While Abukar did find work as an electrical technician, many others who head west are disappointed. Instead, they end up in poorly paid jobs or unemployed — and may be easily drawn into the lucrative drug trade. The recent plunge in oil prices worsens their prospects.

In Alberta, police estimate the drug industry at $5 billion, with drug dealers flooding the oil patches of northern Alberta with cheap hard drugs like cocaine. In Fort McMurray, for instance, cocaine trafficking charges outnumbered marijuana charges five to one in 2010.

In January, days after two more Somali men were shot dead in separate incidents, Calgary Imam Abdi Hersy told a local newspaper that violence over the last decade has created “a graveyard for Somali boys.” Other Somali community leaders have characterized these young men as being part of a lost generation who don’t belong. Police suspect Abukar had friends connected to the gangs, which may have led to his murder.

Some stories end in frustration rather than tragedy.
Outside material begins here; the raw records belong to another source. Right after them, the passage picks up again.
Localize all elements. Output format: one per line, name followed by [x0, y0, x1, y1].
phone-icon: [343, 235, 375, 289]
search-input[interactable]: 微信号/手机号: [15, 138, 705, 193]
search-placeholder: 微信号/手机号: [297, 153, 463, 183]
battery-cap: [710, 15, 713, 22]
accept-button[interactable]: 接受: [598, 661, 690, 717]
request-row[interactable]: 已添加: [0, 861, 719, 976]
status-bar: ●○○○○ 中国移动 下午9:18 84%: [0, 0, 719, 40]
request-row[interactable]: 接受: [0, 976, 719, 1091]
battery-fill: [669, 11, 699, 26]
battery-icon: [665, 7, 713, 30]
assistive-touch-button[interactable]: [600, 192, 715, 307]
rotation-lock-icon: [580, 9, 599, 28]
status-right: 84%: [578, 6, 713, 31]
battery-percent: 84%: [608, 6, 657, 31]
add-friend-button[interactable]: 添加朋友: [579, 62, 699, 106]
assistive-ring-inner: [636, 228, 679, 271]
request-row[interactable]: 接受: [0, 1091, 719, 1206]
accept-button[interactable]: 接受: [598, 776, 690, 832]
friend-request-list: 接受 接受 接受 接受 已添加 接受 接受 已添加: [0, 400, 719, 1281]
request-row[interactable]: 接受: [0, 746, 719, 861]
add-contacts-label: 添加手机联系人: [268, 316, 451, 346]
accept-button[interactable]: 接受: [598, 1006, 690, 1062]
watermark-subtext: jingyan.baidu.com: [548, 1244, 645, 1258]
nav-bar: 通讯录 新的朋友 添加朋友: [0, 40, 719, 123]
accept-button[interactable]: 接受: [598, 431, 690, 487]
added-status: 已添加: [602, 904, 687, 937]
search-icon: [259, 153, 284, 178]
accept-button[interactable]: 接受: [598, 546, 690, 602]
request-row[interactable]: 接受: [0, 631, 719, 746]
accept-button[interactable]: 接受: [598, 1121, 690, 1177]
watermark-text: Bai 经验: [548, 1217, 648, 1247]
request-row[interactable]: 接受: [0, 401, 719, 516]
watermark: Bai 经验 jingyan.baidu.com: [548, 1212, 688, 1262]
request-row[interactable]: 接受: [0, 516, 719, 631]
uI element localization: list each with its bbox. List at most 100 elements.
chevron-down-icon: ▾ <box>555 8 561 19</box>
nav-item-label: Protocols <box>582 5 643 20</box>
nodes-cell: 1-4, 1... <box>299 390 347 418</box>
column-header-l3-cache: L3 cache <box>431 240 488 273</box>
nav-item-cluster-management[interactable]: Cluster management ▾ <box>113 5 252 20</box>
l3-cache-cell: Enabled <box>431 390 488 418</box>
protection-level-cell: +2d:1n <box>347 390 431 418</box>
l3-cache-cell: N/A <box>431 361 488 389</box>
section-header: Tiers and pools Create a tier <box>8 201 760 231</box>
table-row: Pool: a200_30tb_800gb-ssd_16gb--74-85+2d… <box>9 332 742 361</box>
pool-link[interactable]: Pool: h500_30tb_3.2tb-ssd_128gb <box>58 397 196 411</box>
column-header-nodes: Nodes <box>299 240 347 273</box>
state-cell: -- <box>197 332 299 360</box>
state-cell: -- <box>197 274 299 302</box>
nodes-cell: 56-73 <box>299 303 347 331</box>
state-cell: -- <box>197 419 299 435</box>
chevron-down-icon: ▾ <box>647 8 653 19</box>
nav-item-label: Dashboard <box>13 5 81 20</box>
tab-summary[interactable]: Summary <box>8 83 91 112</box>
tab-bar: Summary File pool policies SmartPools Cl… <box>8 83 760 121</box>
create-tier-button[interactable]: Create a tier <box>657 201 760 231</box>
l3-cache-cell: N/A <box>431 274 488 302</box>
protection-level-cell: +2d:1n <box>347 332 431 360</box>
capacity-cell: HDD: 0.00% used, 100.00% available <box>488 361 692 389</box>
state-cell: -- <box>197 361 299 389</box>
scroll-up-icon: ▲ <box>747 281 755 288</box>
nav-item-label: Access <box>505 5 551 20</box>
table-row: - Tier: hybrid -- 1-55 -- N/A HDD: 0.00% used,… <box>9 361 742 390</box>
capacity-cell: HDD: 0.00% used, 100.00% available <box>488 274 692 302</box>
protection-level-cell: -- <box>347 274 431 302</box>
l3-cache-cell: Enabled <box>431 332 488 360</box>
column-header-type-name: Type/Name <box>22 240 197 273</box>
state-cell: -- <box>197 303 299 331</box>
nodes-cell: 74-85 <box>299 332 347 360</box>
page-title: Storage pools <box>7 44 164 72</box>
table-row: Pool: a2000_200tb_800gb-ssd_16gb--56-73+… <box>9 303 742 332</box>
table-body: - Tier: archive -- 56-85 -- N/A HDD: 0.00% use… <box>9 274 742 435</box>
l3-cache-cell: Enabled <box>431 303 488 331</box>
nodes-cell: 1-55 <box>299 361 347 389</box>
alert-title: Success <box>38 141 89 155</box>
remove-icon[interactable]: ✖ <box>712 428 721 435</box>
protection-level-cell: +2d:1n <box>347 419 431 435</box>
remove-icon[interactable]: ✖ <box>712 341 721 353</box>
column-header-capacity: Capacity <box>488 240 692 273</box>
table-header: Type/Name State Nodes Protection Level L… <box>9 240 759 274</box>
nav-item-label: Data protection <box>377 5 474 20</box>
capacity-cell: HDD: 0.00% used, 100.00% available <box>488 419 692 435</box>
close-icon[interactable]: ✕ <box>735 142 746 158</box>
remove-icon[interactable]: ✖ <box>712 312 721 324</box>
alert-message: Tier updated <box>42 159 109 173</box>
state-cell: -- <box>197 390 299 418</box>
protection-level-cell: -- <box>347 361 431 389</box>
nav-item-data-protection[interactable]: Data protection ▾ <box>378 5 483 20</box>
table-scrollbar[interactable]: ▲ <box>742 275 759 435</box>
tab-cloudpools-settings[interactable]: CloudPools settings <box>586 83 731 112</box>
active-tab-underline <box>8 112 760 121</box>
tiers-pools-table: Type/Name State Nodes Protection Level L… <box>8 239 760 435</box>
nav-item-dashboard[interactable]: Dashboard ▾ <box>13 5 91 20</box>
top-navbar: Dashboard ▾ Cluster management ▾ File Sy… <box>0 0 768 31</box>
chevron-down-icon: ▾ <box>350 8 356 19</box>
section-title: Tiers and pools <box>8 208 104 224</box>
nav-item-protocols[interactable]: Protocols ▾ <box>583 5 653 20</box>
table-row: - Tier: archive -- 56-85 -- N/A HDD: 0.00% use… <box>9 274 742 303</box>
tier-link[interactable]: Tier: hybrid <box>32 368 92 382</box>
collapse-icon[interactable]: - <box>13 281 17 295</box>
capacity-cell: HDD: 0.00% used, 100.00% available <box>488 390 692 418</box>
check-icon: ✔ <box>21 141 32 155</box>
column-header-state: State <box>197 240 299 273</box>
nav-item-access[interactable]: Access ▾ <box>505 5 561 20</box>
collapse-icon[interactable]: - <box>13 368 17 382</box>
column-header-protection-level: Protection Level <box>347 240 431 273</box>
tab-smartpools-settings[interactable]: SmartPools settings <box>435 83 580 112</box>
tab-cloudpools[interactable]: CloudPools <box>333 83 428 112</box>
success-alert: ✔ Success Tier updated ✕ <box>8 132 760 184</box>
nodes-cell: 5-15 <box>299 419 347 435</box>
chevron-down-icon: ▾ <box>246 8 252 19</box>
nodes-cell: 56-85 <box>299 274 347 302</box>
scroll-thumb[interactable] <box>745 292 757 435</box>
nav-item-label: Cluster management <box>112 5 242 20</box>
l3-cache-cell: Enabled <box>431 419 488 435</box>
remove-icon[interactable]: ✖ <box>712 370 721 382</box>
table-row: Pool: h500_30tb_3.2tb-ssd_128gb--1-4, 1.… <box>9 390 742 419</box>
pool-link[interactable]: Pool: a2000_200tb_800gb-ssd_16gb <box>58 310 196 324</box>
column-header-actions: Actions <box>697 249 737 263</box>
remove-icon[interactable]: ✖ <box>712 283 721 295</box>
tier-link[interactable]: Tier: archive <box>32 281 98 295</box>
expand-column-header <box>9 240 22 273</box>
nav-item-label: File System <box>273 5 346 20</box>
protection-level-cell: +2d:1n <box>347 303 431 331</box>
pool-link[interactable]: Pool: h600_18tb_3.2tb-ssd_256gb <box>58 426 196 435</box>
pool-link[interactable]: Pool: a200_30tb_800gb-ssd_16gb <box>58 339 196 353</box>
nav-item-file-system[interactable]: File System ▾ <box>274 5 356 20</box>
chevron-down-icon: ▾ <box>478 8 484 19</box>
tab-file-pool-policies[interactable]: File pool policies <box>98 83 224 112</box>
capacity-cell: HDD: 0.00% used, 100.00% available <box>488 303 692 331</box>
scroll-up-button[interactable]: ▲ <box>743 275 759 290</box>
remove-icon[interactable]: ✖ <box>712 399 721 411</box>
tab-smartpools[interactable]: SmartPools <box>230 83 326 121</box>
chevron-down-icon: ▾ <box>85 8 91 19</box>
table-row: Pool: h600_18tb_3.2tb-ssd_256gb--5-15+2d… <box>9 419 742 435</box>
Abla Nurah’s father was a teacher in Somalia before coming to Toronto in 1992. Because his teaching credentials didn’t meet provincial standards, he moved to Fort McMurray, leaving his family behind. “He’s had to settle for labour,” says Nurah, 24. “You try so hard, and you’re met with so many obstacles that you just give up. Resentment can quickly turn into complacency.”

—A.L.

Andrew Livingstone is an award-winning journalist based in Toronto.